True but let’s put this in context:
(1) Who were the three original sponsors of the ICH process as these were the entities that comprise the ICH Steering Committee so decide which topics would benefit from being harmonised?
(2) How far has each of these co-sponsors gone in terms of codifying guidelines into law or is it more a case of guidelines supporting laws?
(3) What is envisaged by these co-sponsors of ICH as Step 5, implementation in relation to harmonised guidelines
(3) What is meant by guidance or guidelines – should they be ignored as they are not the law?
I think NOT – but let’s here it straight from the horse’s mouth or rather website and then you decide:
[a].http://www.fda.gov/RegulatoryInformation/Guidances/ucm122046.htm
[b]. “Guidance documents accessible from this page represent the Agency’s current thinking on good clinical practice (GCP) and the conduct of clinical trials……..An alternative approach may be used if such approach satisfies the requirements of the applicable statute and regulations.”
[c] “Guidance documents included under the umbrella title of FDA Information Sheets represent the agency’s CURRENT THINKING ON PROTECTION OF HUMAN SUBJECTS IN RESEARCH” (I added the capitals)
Their current thinking……we always want to know what they are thinking so a good starting point is reading ICH E6 which has been with us for more than a decade.

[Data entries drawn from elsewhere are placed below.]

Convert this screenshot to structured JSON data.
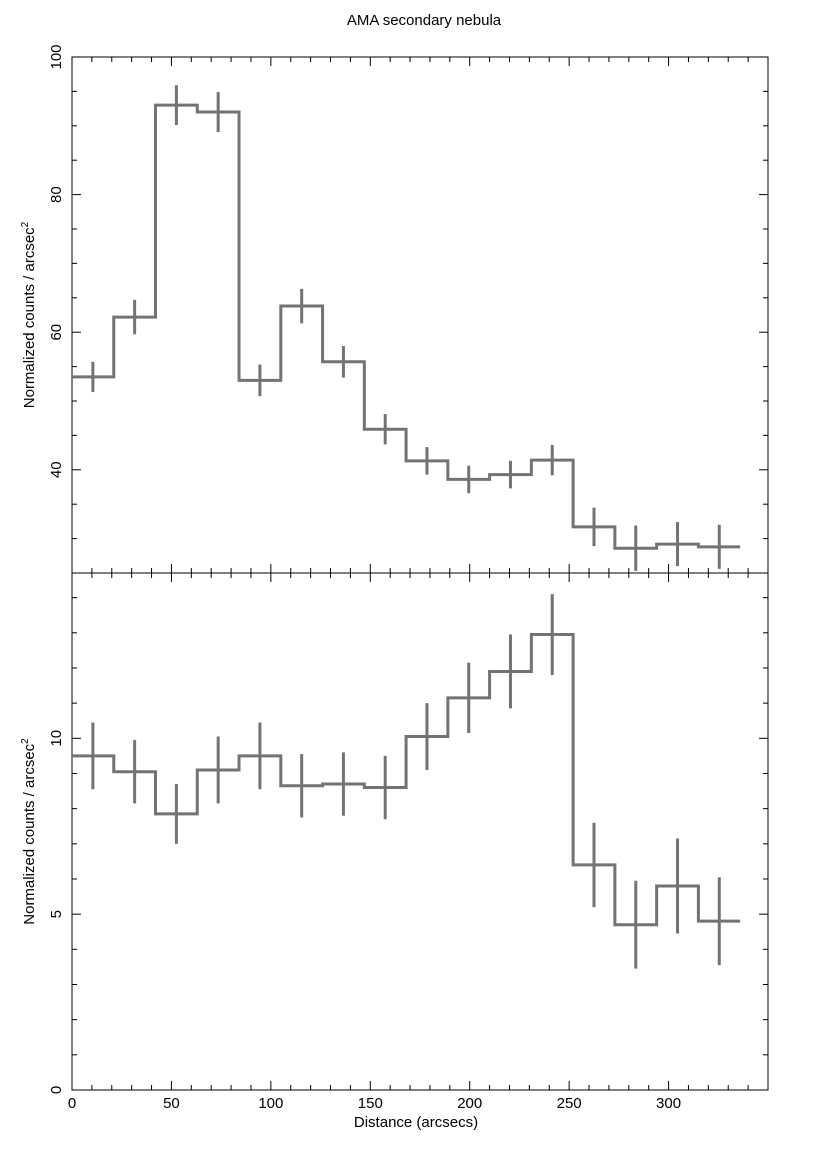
{
  "figure_title": "AMA secondary nebula",
  "chart_data": [
    {
      "type": "line",
      "style": "step-histogram-with-error-bars",
      "title": "AMA secondary nebula",
      "xlabel": "Distance (arcsecs)",
      "ylabel": "Normalized counts / arcsec",
      "ylabel_superscript": "2",
      "xlim": [
        0,
        350
      ],
      "ylim": [
        25,
        100
      ],
      "x_ticks": [],
      "y_ticks": [
        40,
        60,
        80,
        100
      ],
      "x_minor_step": 10,
      "y_minor_step": 5,
      "color": "#737373",
      "bin_edges": [
        0,
        21,
        42,
        63,
        84,
        105,
        126,
        147,
        168,
        189,
        210,
        231,
        252,
        273,
        294,
        315,
        336
      ],
      "x": [
        10.5,
        31.5,
        52.5,
        73.5,
        94.5,
        115.5,
        136.5,
        157.5,
        178.5,
        199.5,
        220.5,
        241.5,
        262.5,
        283.5,
        304.5,
        325.5
      ],
      "values": [
        53.5,
        62.2,
        93.0,
        92.0,
        53.0,
        63.8,
        55.7,
        45.9,
        41.3,
        38.6,
        39.3,
        41.4,
        31.7,
        28.6,
        29.2,
        28.8
      ],
      "errors": [
        2.2,
        2.5,
        2.9,
        2.9,
        2.3,
        2.5,
        2.3,
        2.2,
        2.0,
        2.0,
        2.0,
        2.2,
        2.8,
        3.3,
        3.2,
        3.2
      ]
    },
    {
      "type": "line",
      "style": "step-histogram-with-error-bars",
      "xlabel": "Distance (arcsecs)",
      "ylabel": "Normalized counts / arcsec",
      "ylabel_superscript": "2",
      "xlim": [
        0,
        350
      ],
      "ylim": [
        0,
        14.7
      ],
      "x_ticks": [
        0,
        50,
        100,
        150,
        200,
        250,
        300
      ],
      "y_ticks": [
        0,
        5,
        10
      ],
      "x_minor_step": 10,
      "y_minor_step": 1,
      "color": "#737373",
      "bin_edges": [
        0,
        21,
        42,
        63,
        84,
        105,
        126,
        147,
        168,
        189,
        210,
        231,
        252,
        273,
        294,
        315,
        336
      ],
      "x": [
        10.5,
        31.5,
        52.5,
        73.5,
        94.5,
        115.5,
        136.5,
        157.5,
        178.5,
        199.5,
        220.5,
        241.5,
        262.5,
        283.5,
        304.5,
        325.5
      ],
      "values": [
        9.5,
        9.05,
        7.85,
        9.1,
        9.5,
        8.65,
        8.7,
        8.6,
        10.05,
        11.15,
        11.9,
        12.95,
        6.4,
        4.7,
        5.8,
        4.8
      ],
      "errors": [
        0.95,
        0.9,
        0.85,
        0.95,
        0.95,
        0.9,
        0.9,
        0.9,
        0.95,
        1.0,
        1.05,
        1.15,
        1.2,
        1.25,
        1.35,
        1.25
      ]
    }
  ]
}
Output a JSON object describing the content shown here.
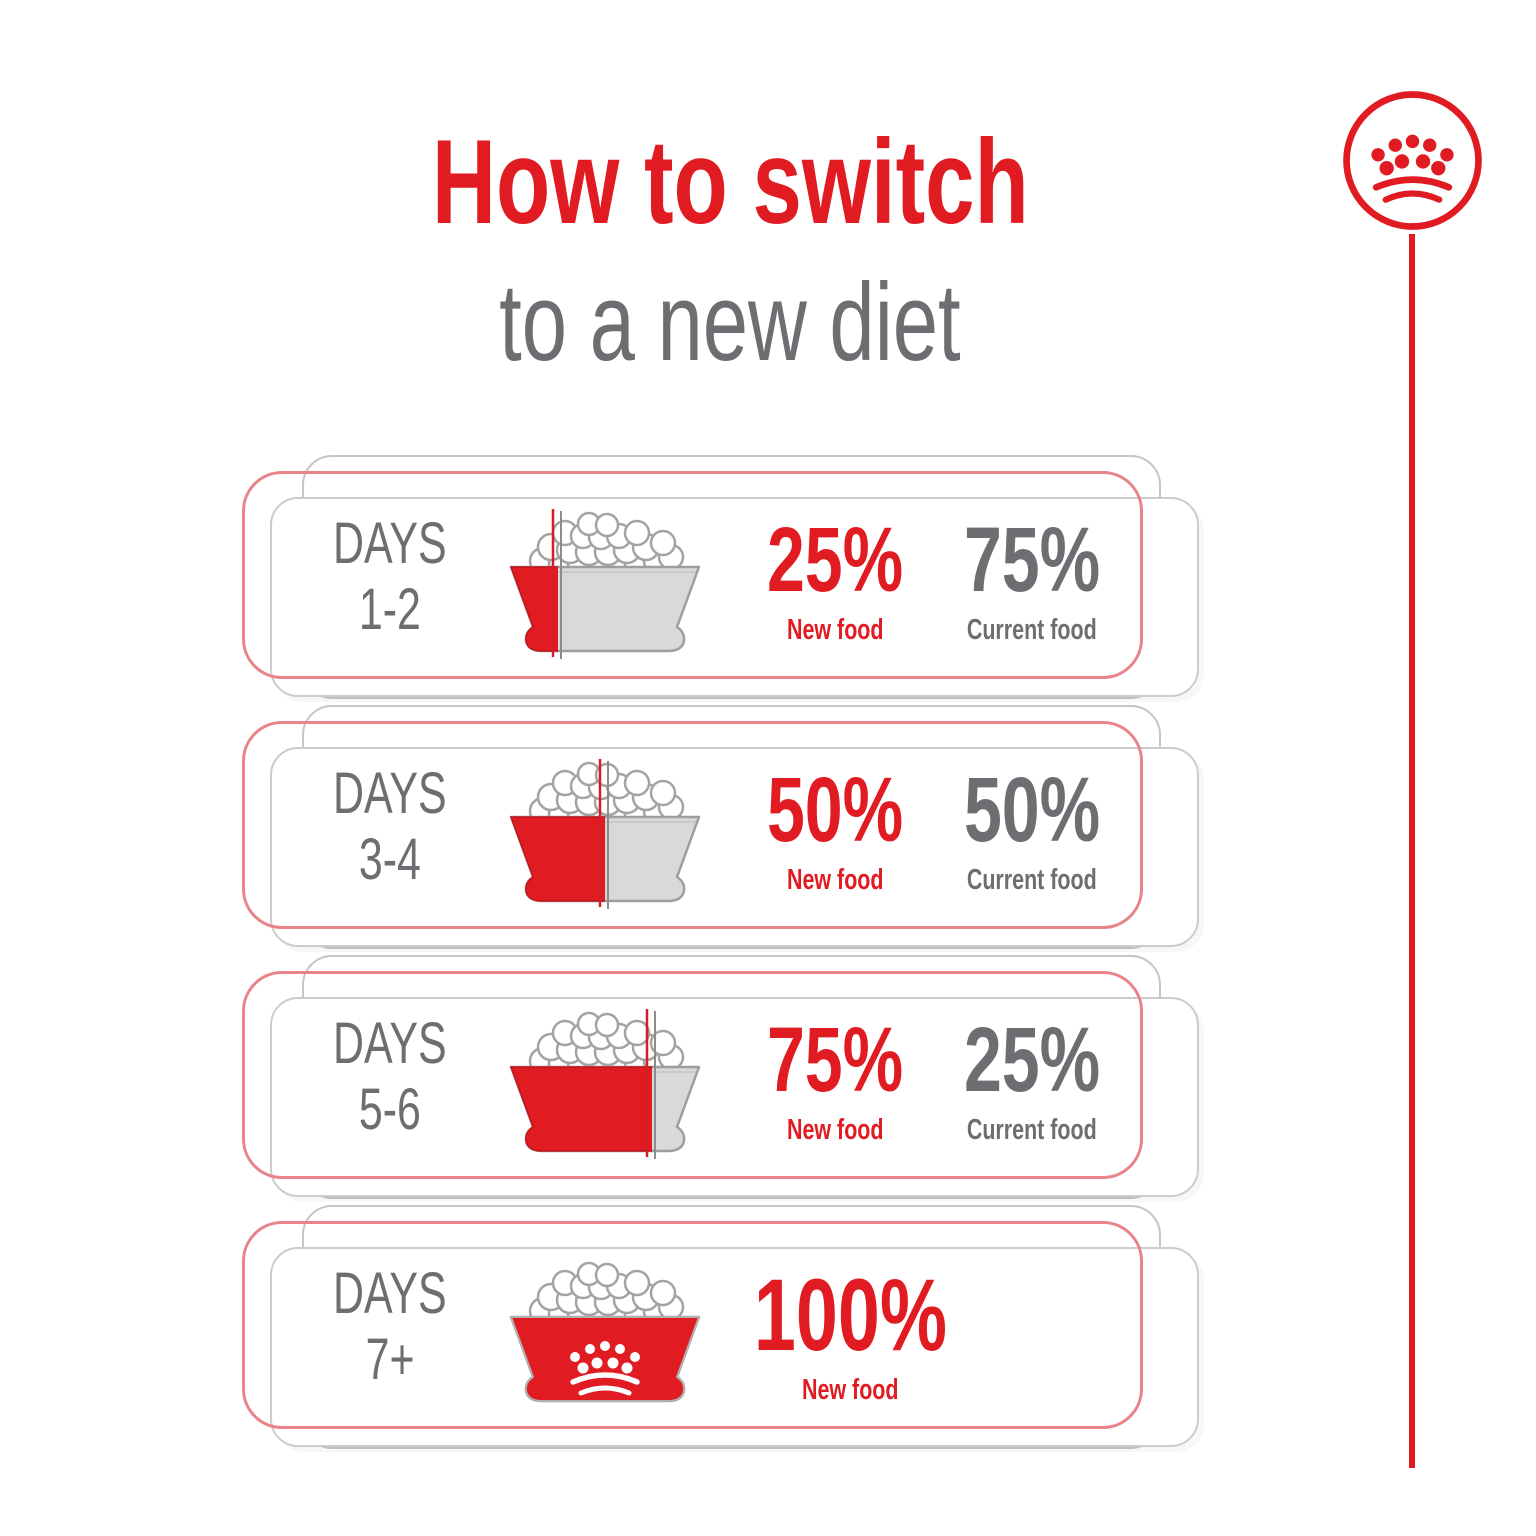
{
  "title": {
    "line1": "How to switch",
    "line2": "to a new diet"
  },
  "brand": {
    "logo_icon": "royal-canin-crown-icon"
  },
  "colors": {
    "red": "#e11b22",
    "soft_red_outline": "#e8838a",
    "gray_text": "#6d6e71",
    "card_outline": "#c6c6c6",
    "bowl_gray": "#d9d9d9",
    "bowl_outline": "#9e9e9e"
  },
  "rows": [
    {
      "days_word": "DAYS",
      "days_range": "1-2",
      "bowl_icon": "food-bowl-icon",
      "fill_percent": 25,
      "crown_on_bowl": false,
      "new_pct": "25%",
      "new_label": "New food",
      "current_pct": "75%",
      "current_label": "Current food"
    },
    {
      "days_word": "DAYS",
      "days_range": "3-4",
      "bowl_icon": "food-bowl-icon",
      "fill_percent": 50,
      "crown_on_bowl": false,
      "new_pct": "50%",
      "new_label": "New food",
      "current_pct": "50%",
      "current_label": "Current food"
    },
    {
      "days_word": "DAYS",
      "days_range": "5-6",
      "bowl_icon": "food-bowl-icon",
      "fill_percent": 75,
      "crown_on_bowl": false,
      "new_pct": "75%",
      "new_label": "New food",
      "current_pct": "25%",
      "current_label": "Current food"
    },
    {
      "days_word": "DAYS",
      "days_range": "7+",
      "bowl_icon": "food-bowl-icon",
      "fill_percent": 100,
      "crown_on_bowl": true,
      "new_pct": "100%",
      "new_label": "New food",
      "current_pct": null,
      "current_label": null
    }
  ]
}
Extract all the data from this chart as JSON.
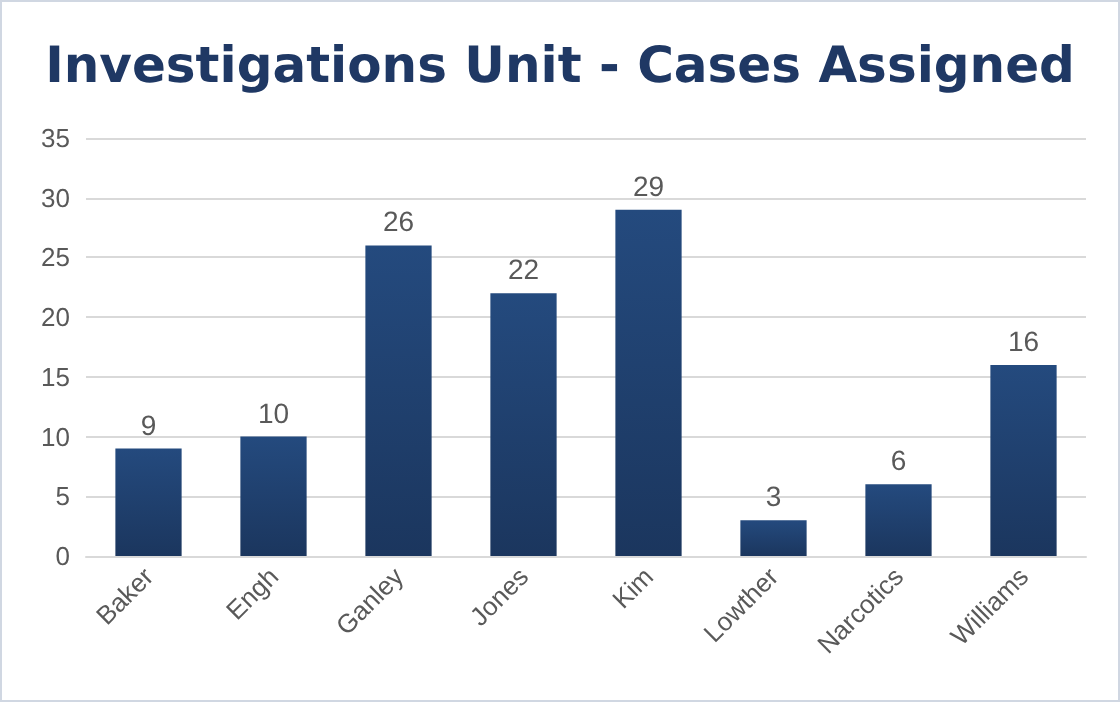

And how many countries have bought into the ICH process? It’s increasingly a case of who hasn’t thanks to activities of ICH’s Global Cooperation Group.
My post relates to the status of guidance documents rather than the inclusion of the Statistical Analysis Plan, in the TMF. The latter is a tad ambiguous but the reference to ICH E3 is helpful. Guidelines, especially E6, should not be viewed in isolation.
The efficacy guidelines, of which E6 is but one, overlap with one another……..all provide valuable reading for clinical research professionals.
ICH provides a common framework for clinical research irrespective of where we are in the world but has always acknowledged the importance of “applicable regulatory requirements” ……………..BUT when we are applying said regulations do we remember ICH or is it a case of Act local think local rather than Act local think global?